Leider habe die Schweiz aber ein Problem damit, ihr Recht durchzusetzen. «Ausländer, die sich hiesigen Gesetzen oder Werten konsequent widersetzen, sind umgehend auszuweisen. Die Standesinitiative geht deshalb absolut in die richtige Richtung.» Möglicherweise seien «griffige» Integrationsvereinbarungen ein Weg, um die Situation zu verbessern. Eine Verletzung der Verträge müsse aber auch handfeste Konsequenzen haben.
Genau gleich sieht es CVP-Nationalrat Marco Romano (TI). Zentral seien in den Vereinbarungen «der Respekt vor unseren Werten und Gesetzen» sowie das Beherrschen einer Landessprache.
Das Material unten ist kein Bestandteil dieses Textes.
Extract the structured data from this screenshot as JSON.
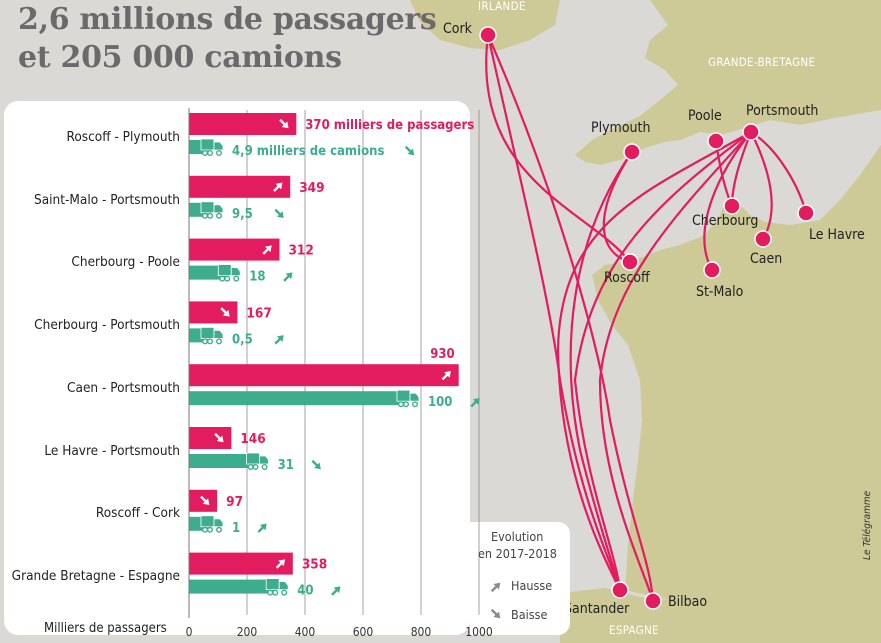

Eine flächendeckende Einführung befürwortet der Tessiner. Der Bund solle Druck aufbauen auf die Kantone, diesen aber die Umsetzung überlassen.
Der Bundesrat selbst hatte sich noch 2013 für die flächendeckende Einführung von Integrationsvereinbarungen ausgesprochen. Die Vernehmlassung habe aber ergeben, dass dies «unverhältnismässig» und der zusätzliche administrative Aufwand für die Kantone zu gross wäre, schreibt er in einer Antwort auf einen parlamentarischen Vorstoss.
Diese Argumentation lässt der höchste St. Galler, Peter Göldi, nicht gelten. Dass das Anliegen von einem Kanton komme, zeige, dass diese bereit seien, den zusätzlichen Aufwand zu tragen.